We sometimes talk about web scraping projects as "ingesting" or "slurping" text from the web but usually we understand that nothing is being actually consumed, the text is still there where it should be. But now it's different.
Large Language Models (LLMs), of which the current most famous is ChatGPT, are eating the web, actually consuming and destroying it.
-
Google: overrun by fake sites with unhelpful content generated by LLMs. They have, bafflingly, decided to counter with their own, first party unhelpful content generated by LLMs.
-
Reddit: despite its community, it was previously a refuge of meaningful, open, human-written text on topics people care about. Now it's mostly down, because they betrayed their community with drastic changes and the community revolted. One reason given for the drastic changes: their tasty meaningful text was being exploited by Google and OpenAI and their ilk, and they weren't getting any benefit from it. So they decided to charge a gazillion dollars for API access, causing everything else the community built that uses the API, such as accessibility tools and usable interfaces, to go down.
-
Twitter: bought by a complete dipshit who (among his many foolish ideas) thought he could save money by replacing workers and essential site features with AI, so essential site features are being replaced with nothing. Also decided "API access and third-party apps should cost a gazillion dollars so LLMs will pay us" before Reddit did.
-
Stack Overflow: Rampant use of ChatGPT threatens to turn its questions and answers into nonsense, much like the questions and answers you see on Google. Moderators responded by moderating even more harshly than they usually do. Site owners saw that a declining number of people want to even attempt to use Stack Overflow, and panicked, and told moderators to stop banning people for using ChatGPT, instead of addressing any of the other reasons people don't want to use Stack Overflow. Moderators went on strike. The site and its siblings are now mostly unmoderated, and, confusingly, still working for now.
-
Wikipedia: apparently standing strong for now, but their standards of information are threatened as formerly "reliable sources" start generating nonsense with LLMs.
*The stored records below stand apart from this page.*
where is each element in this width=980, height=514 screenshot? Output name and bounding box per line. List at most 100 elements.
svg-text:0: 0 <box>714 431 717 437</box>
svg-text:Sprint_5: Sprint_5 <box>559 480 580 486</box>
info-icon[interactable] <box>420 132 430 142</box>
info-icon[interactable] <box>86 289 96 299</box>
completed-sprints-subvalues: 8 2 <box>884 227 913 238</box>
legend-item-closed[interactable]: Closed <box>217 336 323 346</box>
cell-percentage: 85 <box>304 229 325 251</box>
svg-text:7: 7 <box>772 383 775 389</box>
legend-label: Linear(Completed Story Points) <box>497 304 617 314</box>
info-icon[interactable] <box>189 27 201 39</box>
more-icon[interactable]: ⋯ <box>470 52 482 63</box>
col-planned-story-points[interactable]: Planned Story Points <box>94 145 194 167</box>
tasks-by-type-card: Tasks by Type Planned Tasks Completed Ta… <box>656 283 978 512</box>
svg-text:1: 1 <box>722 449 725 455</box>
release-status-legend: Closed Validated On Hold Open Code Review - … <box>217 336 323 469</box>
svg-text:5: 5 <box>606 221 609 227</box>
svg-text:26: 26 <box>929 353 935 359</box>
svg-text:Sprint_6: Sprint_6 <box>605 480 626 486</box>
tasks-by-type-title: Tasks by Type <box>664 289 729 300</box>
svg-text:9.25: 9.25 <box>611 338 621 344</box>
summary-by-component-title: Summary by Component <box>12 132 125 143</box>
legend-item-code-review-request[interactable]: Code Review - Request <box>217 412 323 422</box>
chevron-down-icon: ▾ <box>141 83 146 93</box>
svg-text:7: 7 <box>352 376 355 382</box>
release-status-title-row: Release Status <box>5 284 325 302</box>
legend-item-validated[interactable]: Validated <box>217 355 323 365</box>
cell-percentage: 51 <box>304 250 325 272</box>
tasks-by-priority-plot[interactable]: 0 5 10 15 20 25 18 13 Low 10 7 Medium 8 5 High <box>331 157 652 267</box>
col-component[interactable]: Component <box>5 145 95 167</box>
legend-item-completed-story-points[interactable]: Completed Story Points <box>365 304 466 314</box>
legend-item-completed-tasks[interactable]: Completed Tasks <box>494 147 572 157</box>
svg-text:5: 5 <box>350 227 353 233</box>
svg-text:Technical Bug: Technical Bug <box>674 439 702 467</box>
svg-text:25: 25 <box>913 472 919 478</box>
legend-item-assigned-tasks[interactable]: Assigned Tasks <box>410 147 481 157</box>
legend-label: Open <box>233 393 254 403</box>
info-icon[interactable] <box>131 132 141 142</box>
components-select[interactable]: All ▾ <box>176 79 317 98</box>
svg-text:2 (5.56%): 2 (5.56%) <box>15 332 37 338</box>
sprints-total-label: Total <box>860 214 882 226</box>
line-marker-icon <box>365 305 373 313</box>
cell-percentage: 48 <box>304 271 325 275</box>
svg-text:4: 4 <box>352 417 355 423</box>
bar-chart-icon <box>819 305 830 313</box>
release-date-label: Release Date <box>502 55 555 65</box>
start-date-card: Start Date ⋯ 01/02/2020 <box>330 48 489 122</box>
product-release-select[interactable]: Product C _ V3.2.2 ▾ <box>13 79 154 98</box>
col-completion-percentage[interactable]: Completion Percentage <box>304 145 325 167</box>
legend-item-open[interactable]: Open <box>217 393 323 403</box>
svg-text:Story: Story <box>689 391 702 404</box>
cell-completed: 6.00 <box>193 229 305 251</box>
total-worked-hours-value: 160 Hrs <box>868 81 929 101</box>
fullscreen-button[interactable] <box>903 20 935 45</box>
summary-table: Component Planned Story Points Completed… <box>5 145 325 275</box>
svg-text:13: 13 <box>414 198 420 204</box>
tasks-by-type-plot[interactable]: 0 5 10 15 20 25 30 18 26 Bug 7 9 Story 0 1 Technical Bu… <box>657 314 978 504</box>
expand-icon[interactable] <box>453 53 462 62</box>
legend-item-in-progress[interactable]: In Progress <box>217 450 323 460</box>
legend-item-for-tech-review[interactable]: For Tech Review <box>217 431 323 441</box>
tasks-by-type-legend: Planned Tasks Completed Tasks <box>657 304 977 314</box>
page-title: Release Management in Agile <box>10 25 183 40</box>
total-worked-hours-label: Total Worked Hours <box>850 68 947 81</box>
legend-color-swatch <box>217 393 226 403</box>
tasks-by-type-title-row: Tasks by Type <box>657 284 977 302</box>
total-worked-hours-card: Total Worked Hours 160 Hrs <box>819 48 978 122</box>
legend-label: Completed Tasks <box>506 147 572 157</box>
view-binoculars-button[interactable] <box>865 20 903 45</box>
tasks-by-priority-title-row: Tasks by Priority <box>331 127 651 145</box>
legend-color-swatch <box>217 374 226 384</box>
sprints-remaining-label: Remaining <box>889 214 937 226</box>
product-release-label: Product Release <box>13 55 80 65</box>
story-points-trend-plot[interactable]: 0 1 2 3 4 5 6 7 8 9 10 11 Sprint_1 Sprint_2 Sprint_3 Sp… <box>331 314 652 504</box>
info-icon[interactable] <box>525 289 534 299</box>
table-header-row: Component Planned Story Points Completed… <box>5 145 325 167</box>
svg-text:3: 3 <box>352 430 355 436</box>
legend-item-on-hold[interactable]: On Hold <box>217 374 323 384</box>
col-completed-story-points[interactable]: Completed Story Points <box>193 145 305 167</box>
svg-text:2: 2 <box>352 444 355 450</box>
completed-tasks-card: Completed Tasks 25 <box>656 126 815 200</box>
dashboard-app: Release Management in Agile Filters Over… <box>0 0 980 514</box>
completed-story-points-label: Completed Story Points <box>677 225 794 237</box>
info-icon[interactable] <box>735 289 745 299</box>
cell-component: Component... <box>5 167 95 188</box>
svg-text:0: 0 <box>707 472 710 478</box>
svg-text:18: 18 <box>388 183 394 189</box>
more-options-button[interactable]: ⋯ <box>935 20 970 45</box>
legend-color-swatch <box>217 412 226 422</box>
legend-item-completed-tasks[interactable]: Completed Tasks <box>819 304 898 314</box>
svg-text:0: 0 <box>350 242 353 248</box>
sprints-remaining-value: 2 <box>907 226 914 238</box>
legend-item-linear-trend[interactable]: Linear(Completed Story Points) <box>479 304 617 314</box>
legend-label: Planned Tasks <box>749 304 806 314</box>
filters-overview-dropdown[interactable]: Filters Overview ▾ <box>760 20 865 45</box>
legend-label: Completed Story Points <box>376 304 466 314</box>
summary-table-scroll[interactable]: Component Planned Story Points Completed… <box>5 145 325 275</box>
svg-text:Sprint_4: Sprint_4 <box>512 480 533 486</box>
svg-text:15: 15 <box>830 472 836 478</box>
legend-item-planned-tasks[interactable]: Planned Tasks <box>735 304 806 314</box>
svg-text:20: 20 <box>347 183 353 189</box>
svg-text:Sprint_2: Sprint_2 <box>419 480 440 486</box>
Wikipedia is particularly vulnerable, because if LLM output is ever treated as a reliable source, it can create self-reinforcing fake facts that people repeat because they're on Wikipedia.
-
Many independent websites: buried under competing LLM nonsense, or bought out by venture capitalists who fire their staff and replace them with LLM nonsense. (I just saw a hecking GeoGuessr tips page destroyed by someone who copied all the work people put into it, pasted it onto a ChatGPT-generated website, and took credit for it.)
They have found a way to scrape the web so hard that there isn't any web there anymore.
I don't know what we can do about it. I hope that a specifically anti-metrics, anti-capitalist website like Cohost can be a refuge, but there's not enough Cohosts.